Philosophe majeur récemment disparu, Jacques Bouveresse était aussi un observateur impitoyable des mœurs intellectuelles de son pays et un infatigable contempteur de ses prodiges médiatiques. Hommage que le vice rend à la vertu, les grands médias n’ont pas manqué de souligner le dégoût qui était le sien face aux compromissions et aux dysfonctionnements d’un certain journalisme, notamment culturel. Qu’il nous soit permis de saluer à notre tour et à notre manière la mémoire de Jacques Bouveresse en rappelant les fondements de sa critique d’un système médiatique qui laissait surtout entrevoir ce que pourrait être un univers aux pratiques mieux contrôlées, et partant, plus démocratiques.
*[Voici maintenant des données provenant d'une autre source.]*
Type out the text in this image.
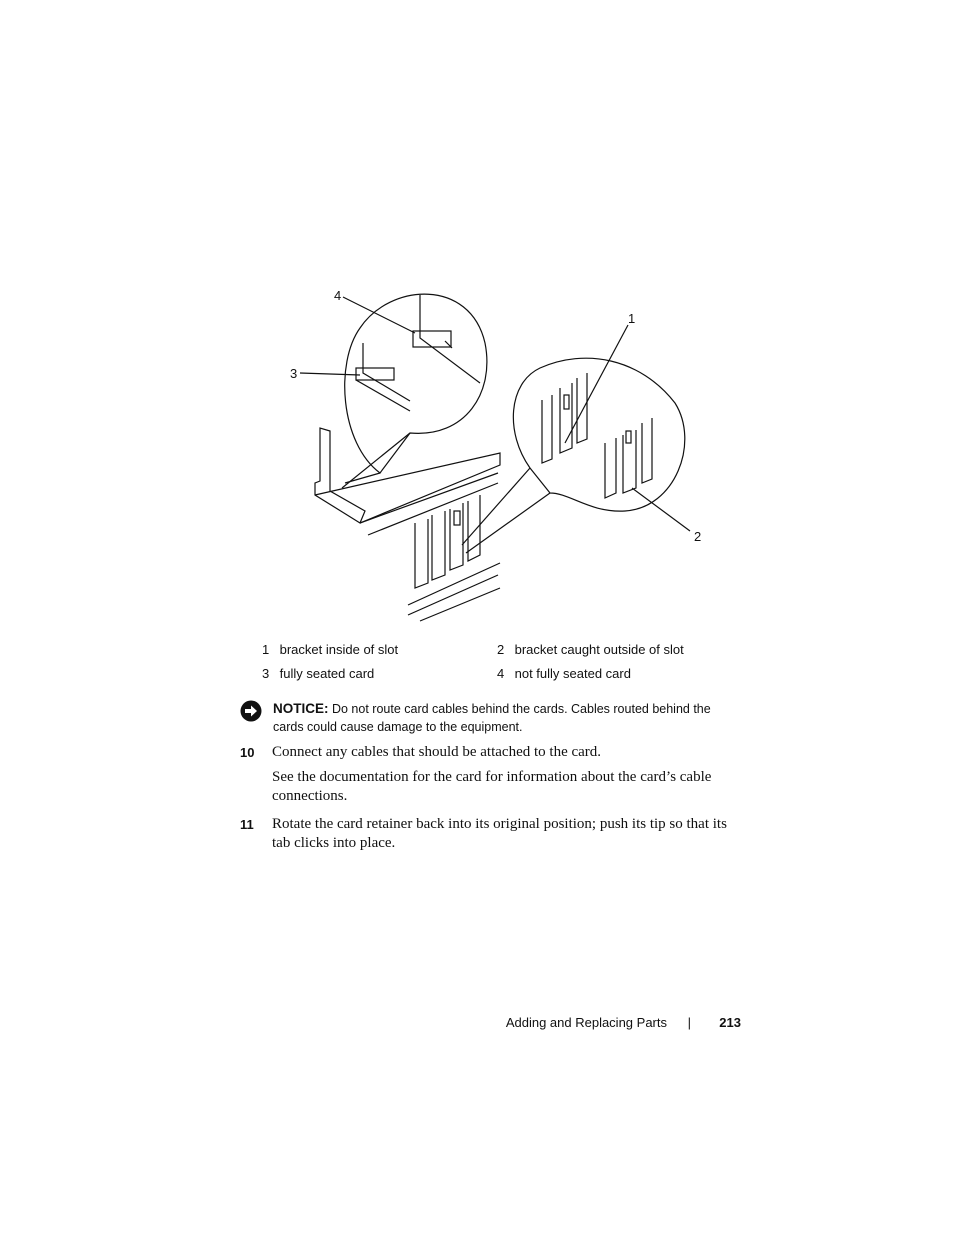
1
2
3
4
1 bracket inside of slot	2 bracket caught outside of slot
3 fully seated card	4 not fully seated card
NOTICE: Do not route card cables behind the cards. Cables routed behind the cards could cause damage to the equipment.
10 Connect any cables that should be attached to the card.
See the documentation for the card for information about the card’s cable connections.
11 Rotate the card retainer back into its original position; push its tip so that its tab clicks into place.
Adding and Replacing Parts | 213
Il trouvait en effet, comme l’un de ses héros intellectuels, Robert Musil, que « ce qui est douloureux, c’est le contraste entre ce que la presse est et ce qu’elle pourrait être ».

À rebours de tous les « intellocrates » de salon en manque chronique de visibilité médiatique et de tous les journalistes en mal de scoops, le fin connaisseur du satiriste autrichien Karl Kraus qu’était Bouveresse en avait d’abord après le primat de la logique de l’audimat, « Dieu caché de cet univers qui règne sur les consciences » comme l’écrivait son ami Pierre Bourdieu dans Sur la télévision. Récusant l’idée reçue selon laquelle succès et omniprésence médiatiques sont nécessairement gages de profondeur, il eut maintes occasions de déplorer qu’en matière de choses intellectuelles, « les médias viennent toujours au secours du succès », consacrant les déjà consacrés et délaissant tout ce qui, plus difficile d’accès au premier abord, mériterait d’être découvert et mis en lumière.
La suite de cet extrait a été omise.